Additional parameters' explanations:

  • Temperature:

  • Purpose: Temperature parameter affects the diversity of generated text.

  • Explanation: Higher temperature values (greater than 1.0) increase the randomness of text generation, making the output more diverse. Lower temperature values (less than 1.0) reduce randomness, resulting in more deterministic and consistent text.

  • Example: A higher temperature (e.g., 0.9) might generate different outputs, including less common words or phrases, while a lower temperature (e.g., 0.2) might produce more common and predictable text.

  • Top_p (Top probability):

  • Purpose: Controls the probability distribution of words in generated text.

  • Explanation: The top_p parameter represents the highest probability words considered by the model when generating text. It dynamically selects words with cumulative probabilities less than or equal to top_p to generate text, helping to avoid generating unreasonable or irrelevant text.

  • Example: Setting top_p to 0.95 makes the model consider only the top 95% of words with the highest cumulative probabilities, enhancing the coherence and rationality of the text.

  • Repetition Penalty:

  • Purpose: Controls the extent of punishment for repeated words in generated text.

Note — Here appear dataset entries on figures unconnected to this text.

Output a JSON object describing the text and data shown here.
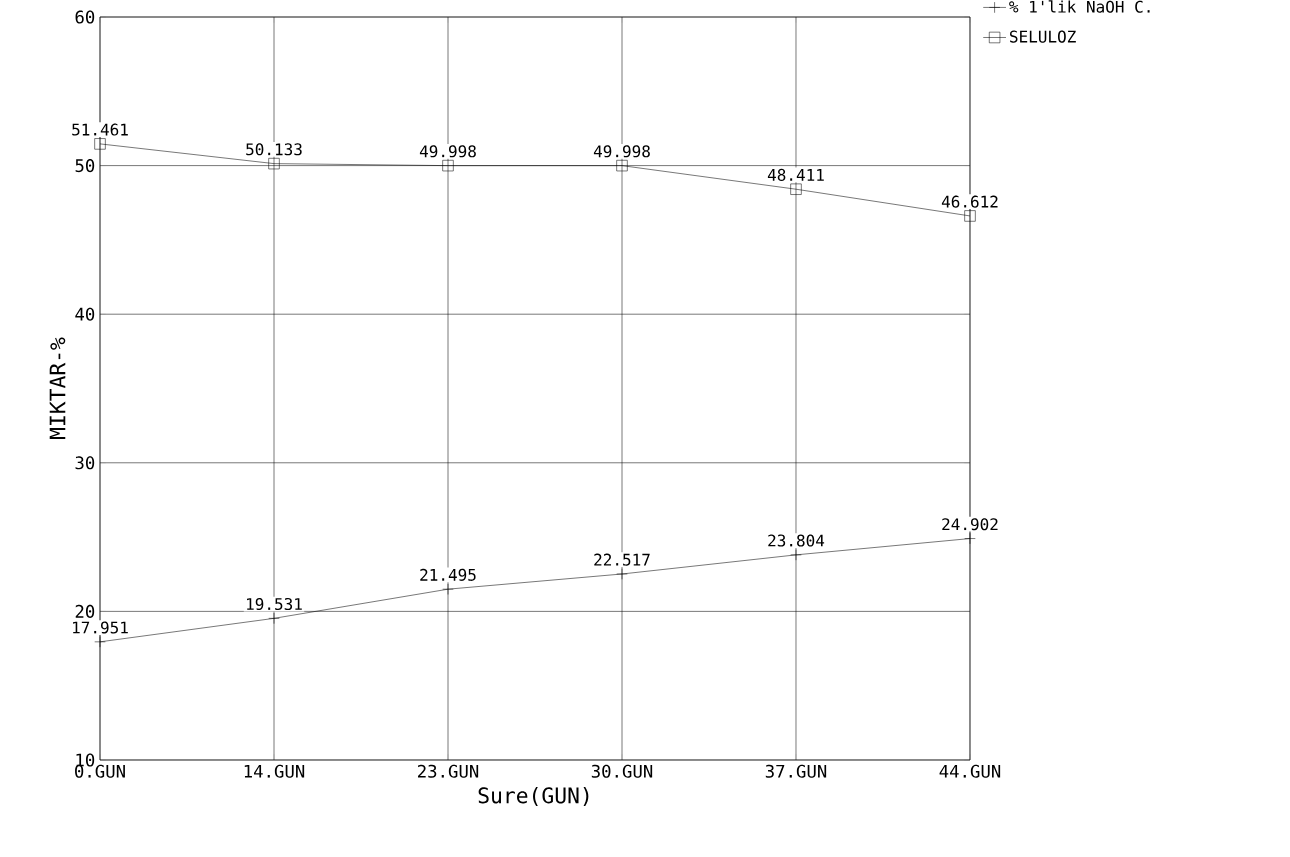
{
  "chart_data": {
    "type": "line",
    "xlabel": "Sure(GUN)",
    "ylabel": "MIKTAR-%",
    "categories": [
      "0.GUN",
      "14.GUN",
      "23.GUN",
      "30.GUN",
      "37.GUN",
      "44.GUN"
    ],
    "series": [
      {
        "name": "% 1'lik NaOH C.",
        "color": "#000000",
        "marker": "cross",
        "values": [
          17.951,
          19.531,
          21.495,
          22.517,
          23.804,
          24.902
        ],
        "value_labels": [
          "17.951",
          "19.531",
          "21.495",
          "22.517",
          "23.804",
          "24.902"
        ]
      },
      {
        "name": "SELULOZ",
        "color": "#000000",
        "marker": "square",
        "values": [
          51.461,
          50.133,
          49.998,
          49.998,
          48.411,
          46.612
        ],
        "value_labels": [
          "51.461",
          "50.133",
          "49.998",
          "49.998",
          "48.411",
          "46.612"
        ]
      }
    ],
    "ylim": [
      10,
      60
    ],
    "yticks": [
      10,
      20,
      30,
      40,
      50,
      60
    ],
    "grid": true,
    "legend": "top right",
    "line_style": "solid"
  }
}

  • Explanation: The repetition_penalty parameter is used to reduce repeated words in generated text. Higher values (greater than 1.0) increase the penalty, encouraging more diverse text. Lower values (less than 1.0) reduce the penalty, allowing some word repetition in the text.

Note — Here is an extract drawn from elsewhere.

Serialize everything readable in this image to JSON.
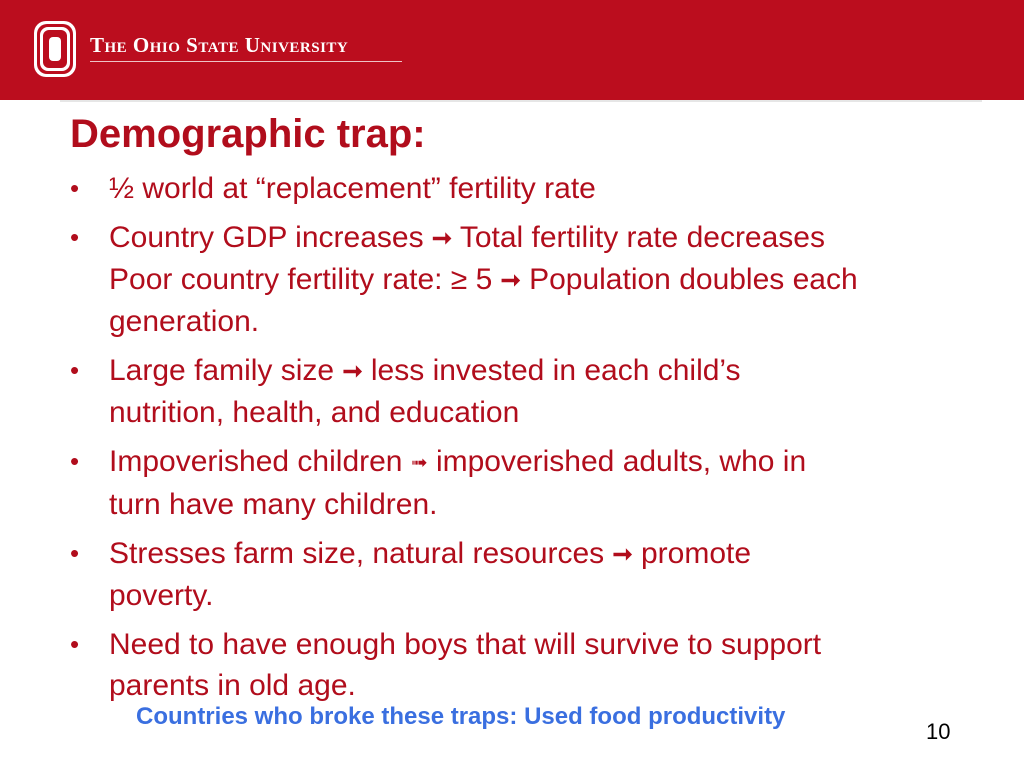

  • Example: Setting repetition_penalty to 1.2 reduces the frequency of repeated words in the generated text, increasing text diversity.

  • Top_k (Top words):

  • Purpose: Limits the number of words considered in generated text.

  • Explanation: The top_k parameter specifies that the model will only consider the top k words with the highest probabilities in the distribution, ignoring other words. This can be used to restrict the vocabulary diversity and complexity in generated text.

  • Example: Setting top_k to 50 makes the model consider only the top 50 words with the highest probabilities, ignoring other words.

  • Truncate (Length truncation):

  • Purpose: Limits the length of generated text.

  • Explanation: The truncate parameter restricts the total length of generated text. If the generated text exceeds the specified truncation length, the model truncates the text to ensure it doesn't become too long.

  • Example: Setting truncate to 1000 ensures that the total length of the generated text does not exceed 1000 tokens (such as words or subwords).

  • Max_new_tokens (Maximum new tokens):

  • Purpose: Limits the number of newly generated tokens in the text.

  • Explanation: The max_new_tokens parameter is used to control the number of newly generated tokens in the text, ensuring that the generated text does not become overly long. It is typically used to manage the text's length.

  • Example: Setting max_new_tokens to 1024 limits the number of newly generated tokens in the text to no more than 1024.